Wednesday, February 8, 2012

"The Help" is Hardly Helpful

Watching "The Help" was a little like watching a good friend make a very well-intentioned, but embarrassing wedding speech, or getting a birthday present from them that is clearly more to their tastes than yours. You don't want to say anything, because they clearly meant well, and made a real effort. It could have been a lot worse – and you've seen a lot worse – and you want to accentuate the positive and encourage them in this new direction.

And oh, I really wanted "The Help" to be better than it was. I figured if the black maids in the film were the title characters, surely than meant they wouldn't get shunted off into supporting roles or turned into saintly caricatures like they have been in so many other films. And here, I have to give the filmmakers credit. Abilene (Viola Davis) and Minny (Octavia Spencer) are full, wonderful characters who get as much time and attention as anyone else onscreen. Nobody swoops in to save them from the injustices they suffer. They take their own risks and fight their own fights. Davis and Spencer get to deliver a pair of great, enjoyable performances.

Unfortunately, "The Help" is also just as much about Skeeter (Emma Stone), the young writer who has just graduated from university, and is trying to break out of the domestic conformity of her social circle. And it's about Celia (Jessica Chastain), who is new in town, and has unwittingly crossed the local queen bee, Hilly Holbrook (a deliciously nasty Bryce Dallas Howard) by marrying her former beau. These two young white women, portrayed as lovable misfits for not fitting in and treating the black women as their equals, are utter fantasy creations. Stone and Chastain are both excellent, but their characters ring incredibly false. Are we really expected to buy a pair of white women from this time period having such enlightened, modern attitudes toward the maids, with none of the institutional biases or prejudices that we might expect?

I want to emphasize at this point that "The Help" is based on a fictional book, perhaps inspired by a few real life stories, but the entire device of Skeeter getting a group of black maids to spill their secrets about their employers and them publish them is a total invention. It sets itself up quite nicely with a lot of choice historical details to be mistaken for something closer to reality than it actually is. Frankly, I think that only a white writer would have come up with a plot like this. The whole thing has a sort of "Mean Girls" immaturity to it, having the progressive white women and the unappreciated black women band together to take down Miss Hilly Holbrook and her passel of racist sycophants. And they do it through the common language of all women: gossip. That way everyone, no matter their background, can feel good about seeing a blow struck against the establishment, right?

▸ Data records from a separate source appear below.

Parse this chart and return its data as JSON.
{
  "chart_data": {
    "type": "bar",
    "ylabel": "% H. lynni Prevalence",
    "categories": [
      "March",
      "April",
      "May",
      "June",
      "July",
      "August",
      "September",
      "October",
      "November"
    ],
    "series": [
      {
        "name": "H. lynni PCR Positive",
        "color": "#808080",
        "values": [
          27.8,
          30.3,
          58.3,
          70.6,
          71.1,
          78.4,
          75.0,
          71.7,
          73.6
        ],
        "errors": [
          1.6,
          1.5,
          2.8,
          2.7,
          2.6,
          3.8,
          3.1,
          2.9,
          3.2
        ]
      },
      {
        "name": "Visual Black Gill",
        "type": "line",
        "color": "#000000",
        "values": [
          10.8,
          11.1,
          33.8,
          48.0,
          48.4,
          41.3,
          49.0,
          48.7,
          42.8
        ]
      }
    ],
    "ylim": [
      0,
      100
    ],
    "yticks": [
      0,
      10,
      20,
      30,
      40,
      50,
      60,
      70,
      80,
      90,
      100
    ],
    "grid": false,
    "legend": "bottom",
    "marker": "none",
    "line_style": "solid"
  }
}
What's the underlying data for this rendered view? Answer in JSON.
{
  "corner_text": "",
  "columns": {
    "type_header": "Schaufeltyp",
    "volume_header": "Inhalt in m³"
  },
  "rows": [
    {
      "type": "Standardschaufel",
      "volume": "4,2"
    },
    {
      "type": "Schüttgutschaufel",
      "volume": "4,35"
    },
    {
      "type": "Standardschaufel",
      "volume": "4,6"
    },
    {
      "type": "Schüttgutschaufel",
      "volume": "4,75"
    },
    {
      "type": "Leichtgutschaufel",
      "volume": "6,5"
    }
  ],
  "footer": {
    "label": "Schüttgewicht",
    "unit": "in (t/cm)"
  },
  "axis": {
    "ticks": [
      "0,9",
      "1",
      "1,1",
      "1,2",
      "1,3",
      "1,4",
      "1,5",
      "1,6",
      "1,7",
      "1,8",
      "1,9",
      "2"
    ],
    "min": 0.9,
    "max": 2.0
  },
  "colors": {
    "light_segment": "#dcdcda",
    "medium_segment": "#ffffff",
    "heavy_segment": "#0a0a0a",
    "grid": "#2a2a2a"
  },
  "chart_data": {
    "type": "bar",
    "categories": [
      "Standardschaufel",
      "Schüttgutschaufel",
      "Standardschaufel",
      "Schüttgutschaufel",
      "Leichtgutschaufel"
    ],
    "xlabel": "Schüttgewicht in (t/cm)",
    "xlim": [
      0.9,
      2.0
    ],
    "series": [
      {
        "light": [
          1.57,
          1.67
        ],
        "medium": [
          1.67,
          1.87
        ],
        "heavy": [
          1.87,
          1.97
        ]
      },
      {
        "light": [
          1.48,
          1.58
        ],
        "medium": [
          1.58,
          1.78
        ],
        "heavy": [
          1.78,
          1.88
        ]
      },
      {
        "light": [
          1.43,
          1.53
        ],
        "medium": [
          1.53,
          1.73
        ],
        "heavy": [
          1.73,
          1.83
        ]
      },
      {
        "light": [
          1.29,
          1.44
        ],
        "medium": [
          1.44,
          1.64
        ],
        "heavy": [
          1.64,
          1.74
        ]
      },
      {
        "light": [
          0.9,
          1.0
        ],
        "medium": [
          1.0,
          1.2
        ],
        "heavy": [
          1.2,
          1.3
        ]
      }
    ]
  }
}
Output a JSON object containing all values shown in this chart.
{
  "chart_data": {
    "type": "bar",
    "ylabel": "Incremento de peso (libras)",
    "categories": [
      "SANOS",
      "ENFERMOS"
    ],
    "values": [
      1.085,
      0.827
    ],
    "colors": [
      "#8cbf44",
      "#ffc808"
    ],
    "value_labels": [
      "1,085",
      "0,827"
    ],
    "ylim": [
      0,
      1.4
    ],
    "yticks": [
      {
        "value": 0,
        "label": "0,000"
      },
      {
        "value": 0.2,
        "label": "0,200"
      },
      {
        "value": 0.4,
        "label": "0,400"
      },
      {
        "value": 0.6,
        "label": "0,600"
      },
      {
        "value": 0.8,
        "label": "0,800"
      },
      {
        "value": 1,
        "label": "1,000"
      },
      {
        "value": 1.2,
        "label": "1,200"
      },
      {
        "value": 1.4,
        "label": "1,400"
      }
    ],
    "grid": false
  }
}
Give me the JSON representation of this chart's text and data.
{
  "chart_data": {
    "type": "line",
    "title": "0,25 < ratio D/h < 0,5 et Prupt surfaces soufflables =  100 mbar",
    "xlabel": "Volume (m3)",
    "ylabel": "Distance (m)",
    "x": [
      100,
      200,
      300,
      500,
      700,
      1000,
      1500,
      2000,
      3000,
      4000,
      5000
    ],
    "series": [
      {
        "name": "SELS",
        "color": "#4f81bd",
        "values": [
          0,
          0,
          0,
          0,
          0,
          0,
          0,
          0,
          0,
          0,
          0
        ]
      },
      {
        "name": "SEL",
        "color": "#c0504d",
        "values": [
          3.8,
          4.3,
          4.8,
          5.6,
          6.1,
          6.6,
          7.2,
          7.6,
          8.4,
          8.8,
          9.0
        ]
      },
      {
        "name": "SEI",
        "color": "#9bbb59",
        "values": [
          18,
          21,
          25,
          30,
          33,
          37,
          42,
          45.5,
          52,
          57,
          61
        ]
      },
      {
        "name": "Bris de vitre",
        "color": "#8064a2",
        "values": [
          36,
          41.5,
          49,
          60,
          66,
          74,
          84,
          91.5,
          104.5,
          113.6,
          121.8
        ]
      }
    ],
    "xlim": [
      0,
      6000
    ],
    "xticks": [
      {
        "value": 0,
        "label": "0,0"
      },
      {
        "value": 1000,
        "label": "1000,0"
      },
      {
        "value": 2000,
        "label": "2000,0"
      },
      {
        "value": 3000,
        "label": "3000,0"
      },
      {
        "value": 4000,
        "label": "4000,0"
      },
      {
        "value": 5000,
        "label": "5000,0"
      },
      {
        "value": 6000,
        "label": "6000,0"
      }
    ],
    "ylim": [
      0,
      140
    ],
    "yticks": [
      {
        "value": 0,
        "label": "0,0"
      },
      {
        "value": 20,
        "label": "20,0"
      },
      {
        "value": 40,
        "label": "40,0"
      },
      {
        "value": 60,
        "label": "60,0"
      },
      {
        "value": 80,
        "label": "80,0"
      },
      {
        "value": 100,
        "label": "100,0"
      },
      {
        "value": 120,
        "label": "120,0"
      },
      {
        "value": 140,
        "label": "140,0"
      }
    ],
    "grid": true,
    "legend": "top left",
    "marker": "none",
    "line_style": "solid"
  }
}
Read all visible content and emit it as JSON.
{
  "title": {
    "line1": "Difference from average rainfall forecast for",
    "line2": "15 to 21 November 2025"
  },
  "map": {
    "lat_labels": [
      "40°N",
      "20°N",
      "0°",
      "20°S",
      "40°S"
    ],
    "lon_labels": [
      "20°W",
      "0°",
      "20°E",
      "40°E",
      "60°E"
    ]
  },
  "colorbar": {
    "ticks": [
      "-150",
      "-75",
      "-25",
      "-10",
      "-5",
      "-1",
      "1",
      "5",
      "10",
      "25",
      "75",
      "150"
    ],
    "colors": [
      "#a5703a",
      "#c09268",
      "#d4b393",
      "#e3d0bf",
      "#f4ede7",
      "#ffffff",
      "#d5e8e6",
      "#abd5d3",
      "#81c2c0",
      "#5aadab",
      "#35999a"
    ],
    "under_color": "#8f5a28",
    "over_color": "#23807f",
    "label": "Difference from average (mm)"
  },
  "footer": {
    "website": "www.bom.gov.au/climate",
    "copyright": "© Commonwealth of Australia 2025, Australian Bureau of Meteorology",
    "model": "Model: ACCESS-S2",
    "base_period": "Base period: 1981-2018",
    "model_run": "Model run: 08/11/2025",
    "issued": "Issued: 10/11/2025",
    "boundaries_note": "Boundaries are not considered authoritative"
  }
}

The problem with this is that the stakes are so much higher for the black characters than the white ones. Abilene and Minny risk their livelihoods and their lives in speaking out, a fact that is thankfully acknowledged in "The Help," but not emphasized nearly strongly enough. What do Skeeter and Celia risk? Social disapproval, mostly. Skeeter wanting a career instead of marriage may be a major break from the norm in the 1960s, but she's protected by her race and status from any really terrible consequences. Abilene and Minny are not. So despite the film's attempts to find parallels, there's no way to make Skeeter's struggle anywhere near equivalent to what the black characters go through.

"The Help" ends up feeling like a very sanitized, bowdlerized piece of historical fiction. The black maids still end up coming across as idealized and pigeonholed. In "The Help," they are natural housekeepers and nannies who reciprocate the sentimental, loving feelings that their charges are shown to develop toward them. Perhaps the oddest thing about "The Help" is the way that it tries to romanticize these relationships between the white children and their black caregivers. It's what drives Skeeter to write her book, and it's an influence on Abilene's actions as well.

Fighting together against a common enemy as the basis of friendships between black and white women is something I can understand. At the very least, it's still relevant. But the outdated nanny and child relationship, born out of privilege and inherent inequality? Really? Oh Hollywood, I know you're trying, but you have to do better than this.